A year later so much had indeed changed. The Capitol Building closed many places to the public, Wall Street where the trade center rose was a pit, and Washington was filled with barricades. That same year I had begun working at the Justice Department where one of my assignments was oversight in developing the parameters to determine awards to the families of the victims of September 11. What is the amount to be awarded to the wife and 6 children of the maintenance man? How much do they really need to live comfortable lives versus how much would that father have made? What about the head of the stock trading floor making eight figures? Could we really give his wife and children what he made and the lifestyle they were accustomed? How much could we offset against 401(k)s, police benevolence and pension plans?

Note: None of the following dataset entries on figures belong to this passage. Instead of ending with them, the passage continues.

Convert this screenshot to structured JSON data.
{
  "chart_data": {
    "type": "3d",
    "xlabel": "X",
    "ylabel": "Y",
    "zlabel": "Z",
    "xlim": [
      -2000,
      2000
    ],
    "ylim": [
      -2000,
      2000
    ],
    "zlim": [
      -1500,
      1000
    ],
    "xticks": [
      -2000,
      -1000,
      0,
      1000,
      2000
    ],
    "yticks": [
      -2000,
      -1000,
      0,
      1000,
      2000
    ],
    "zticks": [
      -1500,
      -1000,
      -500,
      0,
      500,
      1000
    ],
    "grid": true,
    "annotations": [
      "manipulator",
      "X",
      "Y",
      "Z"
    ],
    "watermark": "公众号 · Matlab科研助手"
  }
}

The event though traffic, taught me questions which were profound: what do we prepare for, how do we live, what is valuable?

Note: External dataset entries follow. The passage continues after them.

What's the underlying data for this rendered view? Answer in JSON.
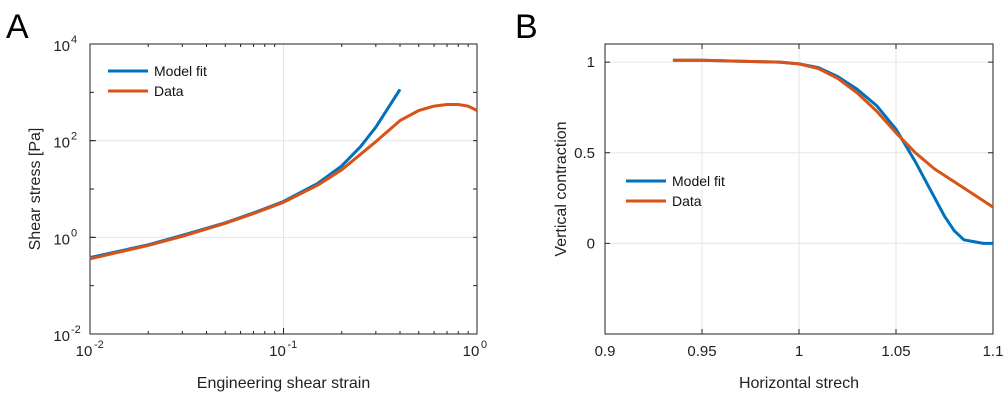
{
  "chart_data": [
    {
      "panel": "A",
      "type": "line",
      "xlabel": "Engineering shear strain",
      "ylabel": "Shear stress [Pa]",
      "xscale": "log",
      "yscale": "log",
      "xlim": [
        0.01,
        1
      ],
      "ylim": [
        0.01,
        10000
      ],
      "x_ticks": [
        {
          "base": "10",
          "exp": "-2"
        },
        {
          "base": "10",
          "exp": "-1"
        },
        {
          "base": "10",
          "exp": "0"
        }
      ],
      "y_ticks": [
        {
          "base": "10",
          "exp": "-2"
        },
        {
          "base": "10",
          "exp": "0"
        },
        {
          "base": "10",
          "exp": "2"
        },
        {
          "base": "10",
          "exp": "4"
        }
      ],
      "grid": true,
      "legend_position": "top-left",
      "series": [
        {
          "name": "Model fit",
          "color": "#0072BD",
          "x": [
            0.01,
            0.02,
            0.03,
            0.05,
            0.07,
            0.1,
            0.15,
            0.2,
            0.25,
            0.3,
            0.35,
            0.4
          ],
          "y": [
            0.38,
            0.7,
            1.1,
            2.0,
            3.2,
            5.5,
            13,
            30,
            75,
            190,
            500,
            1150
          ]
        },
        {
          "name": "Data",
          "color": "#D95319",
          "x": [
            0.01,
            0.02,
            0.03,
            0.05,
            0.07,
            0.1,
            0.15,
            0.2,
            0.3,
            0.4,
            0.5,
            0.6,
            0.7,
            0.8,
            0.9,
            1.0
          ],
          "y": [
            0.36,
            0.68,
            1.05,
            1.95,
            3.1,
            5.3,
            12,
            25,
            95,
            260,
            420,
            520,
            560,
            560,
            520,
            420
          ]
        }
      ]
    },
    {
      "panel": "B",
      "type": "line",
      "xlabel": "Horizontal strech",
      "ylabel": "Vertical contraction",
      "xlim": [
        0.9,
        1.1
      ],
      "ylim": [
        -0.5,
        1.1
      ],
      "x_ticks": [
        "0.9",
        "0.95",
        "1",
        "1.05",
        "1.1"
      ],
      "y_ticks": [
        "0",
        "0.5",
        "1"
      ],
      "y_tick_values": [
        0,
        0.5,
        1
      ],
      "x_tick_values": [
        0.9,
        0.95,
        1,
        1.05,
        1.1
      ],
      "grid": true,
      "legend_position": "middle-left",
      "series": [
        {
          "name": "Model fit",
          "color": "#0072BD",
          "x": [
            0.935,
            0.95,
            0.97,
            0.99,
            1.0,
            1.01,
            1.02,
            1.03,
            1.04,
            1.05,
            1.06,
            1.07,
            1.075,
            1.08,
            1.085,
            1.09,
            1.095,
            1.1
          ],
          "y": [
            1.01,
            1.01,
            1.005,
            1.0,
            0.99,
            0.97,
            0.92,
            0.85,
            0.76,
            0.63,
            0.45,
            0.25,
            0.15,
            0.07,
            0.02,
            0.01,
            0.0,
            0.0
          ]
        },
        {
          "name": "Data",
          "color": "#D95319",
          "x": [
            0.935,
            0.95,
            0.97,
            0.99,
            1.0,
            1.01,
            1.02,
            1.03,
            1.04,
            1.05,
            1.06,
            1.07,
            1.08,
            1.09,
            1.1
          ],
          "y": [
            1.01,
            1.01,
            1.005,
            1.0,
            0.99,
            0.965,
            0.91,
            0.83,
            0.73,
            0.61,
            0.5,
            0.41,
            0.34,
            0.27,
            0.2
          ]
        }
      ]
    }
  ],
  "panel_letters": [
    "A",
    "B"
  ]
}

10 years from the event my older sons are grown, in college, finding their way. The infant boy started 5th grade this week. I have left the Washington life and determined to live in the Virgin Islands. The consummate metropolitan now lives in the place my parents and their parents have always called home. 10 years from the event, it still brings me to tears if I allow myself. And if not checked, I can be overcome with grief of the memory of the lives lost, the destruction and hate (on both sides) that bore the tragedy and keeps it going.
I decided from that event to never check out again. Granted my slow movement could have saved my life, I would posit that it was those on the flight that crashed in Shanksville, Penn.; people not sitting back allowing things to happen that saved me. They saved my children from being a statistic on a Justice Department spreadsheet to determine compensation.
It’s part of the reason why I am on too many non-profit Boards, why I require more of myself and those I love. Why I give an opinion against the flow. Crime, food prices, WAPA, stagnant growth; the Great Recession, long watched has finally reached us. Our isolationism and dependence on government, never sustainable, has crumbled. It is time now for us all to work, volunteer, take on more. Volunteer at our children’s school (reading, painting a wall, stapling paper), give to the Boys and Girls Club providing outlets for children, attend legislative sessions, call your Senators, write your Governor or the President, and buy from local farmers.
Like the event on September 11th, our problems have been created and festering building over so many years. No one person or group is to blame. Unlike the events after September 11, we should not look at immediate response to fit our present needs and vengeance but what can we all do to make this better 10, 20, fifty years from now. How do we, like the people on that plane, think not about ourselves but the larger body?
Editor’s note: Stacey Plaskett is an attorney practicing in the U.S. Virgin Islands. She lives here with her husband and children.